Re: Kobietki badajcie piersi
Witaj:)
Musisz byc dobrej mysli! ZDROWKA ZYCZE i daj znac…
Pzdr
Mateuszek 19.04.2005 i
Re: Kobietki badajcie piersi
Ja mam całe szczęście gina, który bada mi piersi przy każdej wizycie, sama nie bardzo umiem, a raczej nie wiem czego szukać…

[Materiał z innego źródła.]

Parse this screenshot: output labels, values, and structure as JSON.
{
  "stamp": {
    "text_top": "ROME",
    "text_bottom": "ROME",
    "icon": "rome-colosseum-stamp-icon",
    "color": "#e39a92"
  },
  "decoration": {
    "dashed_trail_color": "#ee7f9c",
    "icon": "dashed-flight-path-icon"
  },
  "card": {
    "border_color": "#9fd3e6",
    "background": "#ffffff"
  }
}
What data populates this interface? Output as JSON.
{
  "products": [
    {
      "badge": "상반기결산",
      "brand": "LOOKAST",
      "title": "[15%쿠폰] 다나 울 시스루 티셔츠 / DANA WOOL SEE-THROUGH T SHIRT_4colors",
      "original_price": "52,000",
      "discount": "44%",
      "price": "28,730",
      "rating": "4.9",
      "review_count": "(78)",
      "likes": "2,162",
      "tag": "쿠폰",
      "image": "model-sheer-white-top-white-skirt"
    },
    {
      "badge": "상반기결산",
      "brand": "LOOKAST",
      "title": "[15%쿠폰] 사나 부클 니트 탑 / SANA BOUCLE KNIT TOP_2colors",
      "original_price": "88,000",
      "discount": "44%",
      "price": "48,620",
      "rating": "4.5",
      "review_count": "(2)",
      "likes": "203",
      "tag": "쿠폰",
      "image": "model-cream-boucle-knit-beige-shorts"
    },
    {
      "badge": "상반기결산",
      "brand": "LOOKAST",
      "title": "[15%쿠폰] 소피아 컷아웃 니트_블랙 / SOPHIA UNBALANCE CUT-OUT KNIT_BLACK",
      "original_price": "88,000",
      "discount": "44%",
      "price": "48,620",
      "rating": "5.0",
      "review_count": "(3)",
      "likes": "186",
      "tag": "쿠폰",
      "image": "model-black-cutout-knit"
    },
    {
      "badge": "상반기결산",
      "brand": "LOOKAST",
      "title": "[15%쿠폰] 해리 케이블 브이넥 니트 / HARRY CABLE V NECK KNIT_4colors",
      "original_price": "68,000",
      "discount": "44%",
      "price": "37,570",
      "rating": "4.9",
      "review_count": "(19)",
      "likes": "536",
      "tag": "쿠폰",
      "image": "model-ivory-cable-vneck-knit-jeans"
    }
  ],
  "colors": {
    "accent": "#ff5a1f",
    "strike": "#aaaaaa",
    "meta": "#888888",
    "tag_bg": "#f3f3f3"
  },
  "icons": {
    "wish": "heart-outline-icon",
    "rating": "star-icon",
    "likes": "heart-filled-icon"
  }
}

Trzymam kciuki, mam nadzieje, że wszystko będzie ok.
Ola 17.04.04
Re: Kobietki badajcie piersi
Ja robię co pół roku, tak samo jak o piersi dba o to mój gin 🙂
Ola 17.04.04
Re: Kobietki badajcie piersi
To masz dobrego gin ja miałam takiego co oczywiście wiedział jaki mam problem a babał mnie tylko wtedy jak się upomniałam. Cytologie robił mi regularnie, ale o piersiach to zapominał. Na szczęście teraz mam dobrego.Ja cytologie robie raz na rok. Podobno jak sie nic nie dzieje to raz na rok wystarczy.
Kama i mały Ktoś -31 październik
Re: Kobietki badajcie piersi
Ja cytologie robie co 2 lata.A nadżerke miałam wypalaną 9 lat temu
Re: Kobietki badajcie piersi
No i mam wyniki. W gruncie rzeczy nic nie wyszło, ale muszę skonsultować się z moim lekarzem, co dalej. Czy żle była pobrana biopsja i na nowo trzeba pobrać. Czy tylko będę narazie pod obserwacją.